Implement and run neural networks, using previously obtained training data.
Basic neural network subroutines (BNNS) is a collection of functions that you use to implement and run neural networks, using previously obtained training data.
Creating a Neural Network for Inference
The Accelerate framework’s new basic neural network subroutines (BNNS) is a collection of functions that you can use to construct neural networks. It is supported in macOS, iOS, tvOS, and watchOS, and is optimized for all CPUs supported on those platforms.
BNNS supports implementation and operation of neural networks for inference, using input data previously derived from training. BNNS does not do training, however. Its purpose is to provide very high performance inference on already trained neural networks.
This document introduces BNNS in general terms. For further details, consult the header file
bnns in the Accelerate framework.
Structure of a Neural Network
A neural network is a sequence of layers, each layer performing a filter operation on its input and passing the result as input to the next layer. The output of the last layer is an inference drawn from the initial input: for example, the initial input might be an image and the inference might be that it’s an image of a dinosaur.
A layer consists of a filter plus data derived from training, and an activation function. The filter is designed to use the training data in transforming the input. For example, in a convolution layer the filter would use training data as weights in the convolution kernel.
The activation function is applied to the output data after the filter. You select the activation function from a small set of simple functions given by the
BNNSActivation enumeration type in
bnns.

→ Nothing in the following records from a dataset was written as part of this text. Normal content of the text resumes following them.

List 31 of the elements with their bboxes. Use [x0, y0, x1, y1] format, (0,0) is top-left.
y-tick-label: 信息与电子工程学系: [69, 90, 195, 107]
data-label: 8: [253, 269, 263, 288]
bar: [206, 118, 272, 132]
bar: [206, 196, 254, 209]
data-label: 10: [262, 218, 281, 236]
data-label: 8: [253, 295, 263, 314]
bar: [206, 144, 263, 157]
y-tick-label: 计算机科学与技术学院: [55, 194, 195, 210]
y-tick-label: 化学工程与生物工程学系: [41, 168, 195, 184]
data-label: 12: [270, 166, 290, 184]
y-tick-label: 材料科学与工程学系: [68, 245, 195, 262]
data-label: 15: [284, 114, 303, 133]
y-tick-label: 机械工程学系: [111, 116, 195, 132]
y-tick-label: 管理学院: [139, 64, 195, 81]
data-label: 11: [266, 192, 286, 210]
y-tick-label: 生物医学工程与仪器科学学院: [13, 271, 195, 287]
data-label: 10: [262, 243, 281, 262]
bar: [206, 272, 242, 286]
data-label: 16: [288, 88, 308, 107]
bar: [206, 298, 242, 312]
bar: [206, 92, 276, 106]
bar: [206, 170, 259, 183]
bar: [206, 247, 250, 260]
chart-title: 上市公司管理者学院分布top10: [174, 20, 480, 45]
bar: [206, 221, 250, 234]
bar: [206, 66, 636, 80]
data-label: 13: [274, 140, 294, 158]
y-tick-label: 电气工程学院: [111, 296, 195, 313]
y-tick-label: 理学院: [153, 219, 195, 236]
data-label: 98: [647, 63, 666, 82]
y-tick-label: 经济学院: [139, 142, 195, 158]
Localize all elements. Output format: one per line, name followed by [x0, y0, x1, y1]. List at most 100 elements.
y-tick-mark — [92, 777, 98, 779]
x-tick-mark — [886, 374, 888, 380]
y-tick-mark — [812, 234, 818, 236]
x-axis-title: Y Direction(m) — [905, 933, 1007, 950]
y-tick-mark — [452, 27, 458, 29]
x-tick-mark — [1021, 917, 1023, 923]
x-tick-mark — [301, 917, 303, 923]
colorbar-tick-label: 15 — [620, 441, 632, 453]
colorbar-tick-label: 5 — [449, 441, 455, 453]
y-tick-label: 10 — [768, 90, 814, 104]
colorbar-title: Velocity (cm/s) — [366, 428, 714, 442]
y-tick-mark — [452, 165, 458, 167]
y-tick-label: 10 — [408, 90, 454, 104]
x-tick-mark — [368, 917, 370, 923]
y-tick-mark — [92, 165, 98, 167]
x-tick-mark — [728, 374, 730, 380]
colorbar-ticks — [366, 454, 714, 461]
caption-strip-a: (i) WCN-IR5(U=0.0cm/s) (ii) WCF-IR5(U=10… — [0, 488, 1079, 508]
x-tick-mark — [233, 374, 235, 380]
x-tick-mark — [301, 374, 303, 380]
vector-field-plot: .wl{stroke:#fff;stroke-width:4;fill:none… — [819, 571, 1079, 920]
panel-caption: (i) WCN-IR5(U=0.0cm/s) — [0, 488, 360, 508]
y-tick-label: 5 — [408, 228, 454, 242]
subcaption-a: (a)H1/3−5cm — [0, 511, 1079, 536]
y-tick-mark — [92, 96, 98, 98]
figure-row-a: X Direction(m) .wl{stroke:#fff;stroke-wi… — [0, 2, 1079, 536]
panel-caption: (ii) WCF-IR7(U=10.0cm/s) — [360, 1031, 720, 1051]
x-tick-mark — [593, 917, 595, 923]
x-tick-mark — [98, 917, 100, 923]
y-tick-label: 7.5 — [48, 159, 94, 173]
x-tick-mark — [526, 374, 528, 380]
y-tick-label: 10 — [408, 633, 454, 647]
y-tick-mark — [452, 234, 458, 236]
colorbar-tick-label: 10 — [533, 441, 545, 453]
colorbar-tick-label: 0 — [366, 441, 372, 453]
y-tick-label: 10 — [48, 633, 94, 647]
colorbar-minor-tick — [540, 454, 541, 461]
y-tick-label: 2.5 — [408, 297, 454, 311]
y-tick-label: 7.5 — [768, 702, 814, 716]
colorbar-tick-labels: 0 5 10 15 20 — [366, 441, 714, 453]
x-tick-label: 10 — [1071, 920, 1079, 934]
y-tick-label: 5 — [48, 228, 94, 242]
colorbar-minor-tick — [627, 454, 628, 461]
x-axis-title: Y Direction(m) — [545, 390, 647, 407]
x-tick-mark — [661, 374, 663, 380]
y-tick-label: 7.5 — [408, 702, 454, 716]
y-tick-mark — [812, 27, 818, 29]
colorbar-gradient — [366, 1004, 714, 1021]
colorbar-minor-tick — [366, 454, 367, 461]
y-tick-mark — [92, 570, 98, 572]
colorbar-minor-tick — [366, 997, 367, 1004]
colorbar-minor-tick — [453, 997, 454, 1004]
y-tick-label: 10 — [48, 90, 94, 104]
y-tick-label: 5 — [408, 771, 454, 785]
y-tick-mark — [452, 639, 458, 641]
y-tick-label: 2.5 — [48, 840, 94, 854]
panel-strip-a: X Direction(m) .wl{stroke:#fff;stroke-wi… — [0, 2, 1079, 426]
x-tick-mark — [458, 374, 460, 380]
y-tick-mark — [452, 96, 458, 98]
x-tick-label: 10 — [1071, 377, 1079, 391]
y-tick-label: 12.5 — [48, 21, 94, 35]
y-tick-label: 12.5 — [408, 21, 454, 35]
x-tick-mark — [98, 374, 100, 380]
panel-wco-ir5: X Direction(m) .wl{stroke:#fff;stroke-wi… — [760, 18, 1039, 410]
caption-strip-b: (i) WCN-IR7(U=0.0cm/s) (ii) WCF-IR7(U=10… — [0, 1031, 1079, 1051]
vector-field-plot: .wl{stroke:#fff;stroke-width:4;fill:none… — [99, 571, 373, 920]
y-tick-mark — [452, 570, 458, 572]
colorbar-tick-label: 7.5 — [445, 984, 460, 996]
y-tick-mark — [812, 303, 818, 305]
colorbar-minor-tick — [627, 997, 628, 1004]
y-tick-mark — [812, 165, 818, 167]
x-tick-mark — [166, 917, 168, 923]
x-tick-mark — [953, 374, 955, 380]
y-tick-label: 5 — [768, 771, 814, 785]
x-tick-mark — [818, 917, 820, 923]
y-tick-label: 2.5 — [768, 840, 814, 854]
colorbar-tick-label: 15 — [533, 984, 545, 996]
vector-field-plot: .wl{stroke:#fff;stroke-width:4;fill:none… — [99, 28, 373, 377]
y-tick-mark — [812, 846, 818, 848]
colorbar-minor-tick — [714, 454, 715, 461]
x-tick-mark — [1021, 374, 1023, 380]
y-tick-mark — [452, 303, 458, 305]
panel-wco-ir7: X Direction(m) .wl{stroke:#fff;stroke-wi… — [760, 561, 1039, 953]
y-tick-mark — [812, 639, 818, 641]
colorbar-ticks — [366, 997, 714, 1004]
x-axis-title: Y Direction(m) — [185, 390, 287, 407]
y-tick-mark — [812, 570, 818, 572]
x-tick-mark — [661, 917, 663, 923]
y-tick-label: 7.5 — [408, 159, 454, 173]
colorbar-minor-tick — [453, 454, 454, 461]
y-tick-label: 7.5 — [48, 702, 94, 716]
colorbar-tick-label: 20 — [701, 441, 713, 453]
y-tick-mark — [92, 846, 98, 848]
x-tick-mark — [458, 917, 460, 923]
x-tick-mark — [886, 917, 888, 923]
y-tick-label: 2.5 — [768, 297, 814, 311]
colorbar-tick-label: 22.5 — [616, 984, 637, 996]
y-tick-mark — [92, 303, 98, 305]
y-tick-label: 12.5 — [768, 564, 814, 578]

Some of the activation functions accept one or two
float parameters which you specify.
BNNS provides functions for creating, applying, and destroying three kinds of layers:
A convolution layer, for each pixel in an input image, takes that pixel and its neighboring pixels and combines their values with weights from the training data to compute the corresponding pixel in the output image.
A pooling layer produces a smaller output image from its input image by breaking the input image into smaller rectangular subimages; each pixel in the output is the maximum or average (your choice) of the pixels in the corresponding subimage. A pooling layer does not use training data.
A fully connected layer takes its input as a vector; this vector is multiplied by a matrix of weights from training data. The resulting vector is updated by the activation function.